Hz. Peygamber şöyle buyurur:
“Helâl olan şeyler bellidir. Haram olanlar da bellidir. Fakat helâl ile haram arasında bir takım şüpheli şeyler vardır ki, bunların helâl mi, haram mı olduğunu çok kişi bilmez. Her kim ki kendisinde günah olduğu sezilen şüpheli şeyleri terk ederse, o kişi haramdan korunmuş olur.” (Tecrid Trc. 6/345)
Bir hadislerinde de şöyle demiştir:
“Kim şüpheli şeylerden uzak durursa dinini ırzını korumuş olur. kim de korunmazsa, harama düşer.”Riyaz-üs Salihîn 2/588)
Bugün birçok şüpheli şey vardır ki, harama götürür. Onun için insanın menfaatine uygun görünse de insan, harama yakın durmamalıdır.

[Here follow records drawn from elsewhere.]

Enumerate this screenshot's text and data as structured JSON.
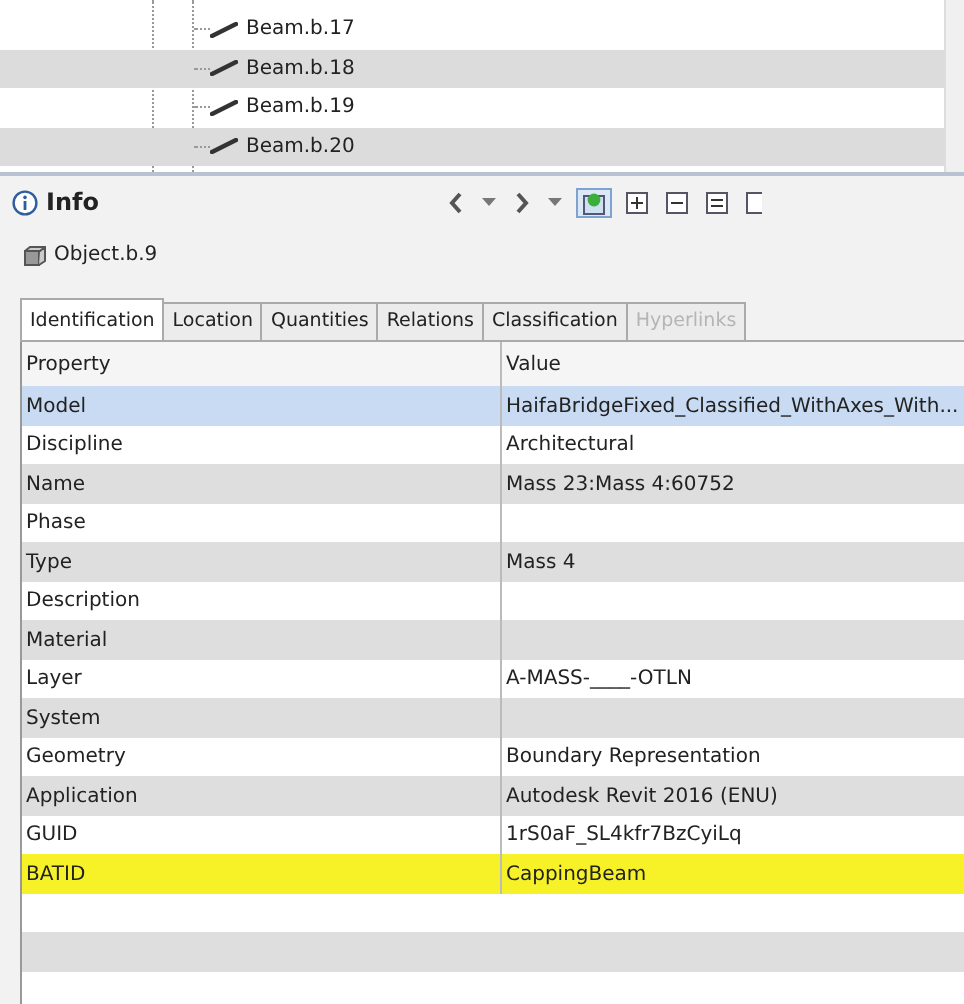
{
  "tree": {
    "items": [
      {
        "label": "Beam.b.17"
      },
      {
        "label": "Beam.b.18"
      },
      {
        "label": "Beam.b.19"
      },
      {
        "label": "Beam.b.20"
      }
    ]
  },
  "info_panel": {
    "title": "Info",
    "object": "Object.b.9",
    "tabs": [
      {
        "label": "Identification",
        "selected": true,
        "disabled": false
      },
      {
        "label": "Location",
        "selected": false,
        "disabled": false
      },
      {
        "label": "Quantities",
        "selected": false,
        "disabled": false
      },
      {
        "label": "Relations",
        "selected": false,
        "disabled": false
      },
      {
        "label": "Classification",
        "selected": false,
        "disabled": false
      },
      {
        "label": "Hyperlinks",
        "selected": false,
        "disabled": true
      }
    ],
    "table": {
      "columns": [
        "Property",
        "Value"
      ],
      "rows": [
        {
          "property": "Model",
          "value": "HaifaBridgeFixed_Classified_WithAxes_With...",
          "selected": true,
          "highlighted": false
        },
        {
          "property": "Discipline",
          "value": "Architectural",
          "selected": false,
          "highlighted": false
        },
        {
          "property": "Name",
          "value": "Mass 23:Mass 4:60752",
          "selected": false,
          "highlighted": false
        },
        {
          "property": "Phase",
          "selected": false,
          "highlighted": false
        },
        {
          "property": "Type",
          "value": "Mass 4",
          "selected": false,
          "highlighted": false
        },
        {
          "property": "Description",
          "selected": false,
          "highlighted": false
        },
        {
          "property": "Material",
          "selected": false,
          "highlighted": false
        },
        {
          "property": "Layer",
          "value": "A-MASS-____-OTLN",
          "selected": false,
          "highlighted": false
        },
        {
          "property": "System",
          "selected": false,
          "highlighted": false
        },
        {
          "property": "Geometry",
          "value": "Boundary Representation",
          "selected": false,
          "highlighted": false
        },
        {
          "property": "Application",
          "value": "Autodesk Revit 2016 (ENU)",
          "selected": false,
          "highlighted": false
        },
        {
          "property": "GUID",
          "value": "1rS0aF_SL4kfr7BzCyiLq",
          "selected": false,
          "highlighted": false
        },
        {
          "property": "BATID",
          "value": "CappingBeam",
          "selected": false,
          "highlighted": true
        }
      ]
    }
  }
}
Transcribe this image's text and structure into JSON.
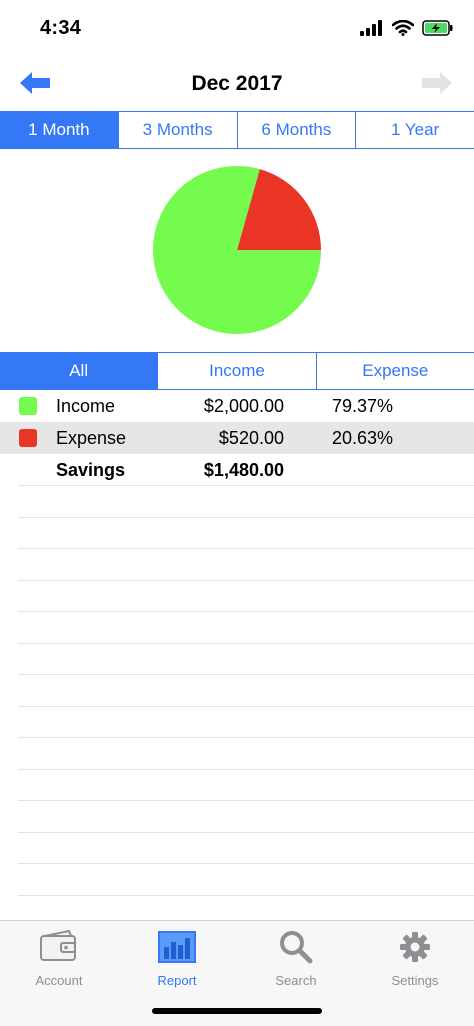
{
  "status": {
    "time": "4:34"
  },
  "nav": {
    "title": "Dec 2017",
    "back_icon": "arrow-left-icon",
    "forward_icon": "arrow-right-icon"
  },
  "range_tabs": [
    {
      "label": "1 Month",
      "active": true
    },
    {
      "label": "3 Months",
      "active": false
    },
    {
      "label": "6 Months",
      "active": false
    },
    {
      "label": "1 Year",
      "active": false
    }
  ],
  "type_tabs": [
    {
      "label": "All",
      "active": true
    },
    {
      "label": "Income",
      "active": false
    },
    {
      "label": "Expense",
      "active": false
    }
  ],
  "chart_data": {
    "type": "pie",
    "categories": [
      "Income",
      "Expense"
    ],
    "values": [
      79.37,
      20.63
    ],
    "colors": [
      "#74fb4d",
      "#e93426"
    ]
  },
  "summary": {
    "rows": [
      {
        "label": "Income",
        "amount": "$2,000.00",
        "percent": "79.37%",
        "color": "#74fb4d"
      },
      {
        "label": "Expense",
        "amount": "$520.00",
        "percent": "20.63%",
        "color": "#e93426"
      }
    ],
    "savings": {
      "label": "Savings",
      "amount": "$1,480.00"
    }
  },
  "tab_bar": [
    {
      "label": "Account",
      "icon": "wallet-icon",
      "active": false
    },
    {
      "label": "Report",
      "icon": "bar-chart-icon",
      "active": true
    },
    {
      "label": "Search",
      "icon": "magnifier-icon",
      "active": false
    },
    {
      "label": "Settings",
      "icon": "gear-icon",
      "active": false
    }
  ],
  "colors": {
    "accent": "#3478f6",
    "income": "#74fb4d",
    "expense": "#e93426"
  }
}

Şeytan, haramı güzel gösterir, şüpheli şeylere yaklaştırır, ne var bunda?” der. Bir sakıncanın olmadığını telkin eder. İnsan, günaha girerim korkusu ile şüpheli şeylerden kaçınmadıkça günaha girmekten kurtulamaz. Günaha düşüp düşmemek biraz da insanın kendi elindedir. Atalarımız: “Arayan belâsını bulur, arayan da mevlasını bulur” demişlerdir.
Eğer insanın içinden kötü şeyler geçiyorsa, işler yolunda gitmiyorsa, çocuklar istenildiği gibi olmuyorsa, dertten kurtulunmuyor, iki yaka bir araya gelmiyorsa, yenilen içilene dikkat edilmelidir. İnsan zararlı bir şey yer içerse elbette karnı ağrır. Haram da insanın karnını ağrıtacaktır, midesini bulandıracaktır. Bir insanın yediği içtiği temiz olmadan, yaşayışı da temiz olmaz, dini de temiz olmaz.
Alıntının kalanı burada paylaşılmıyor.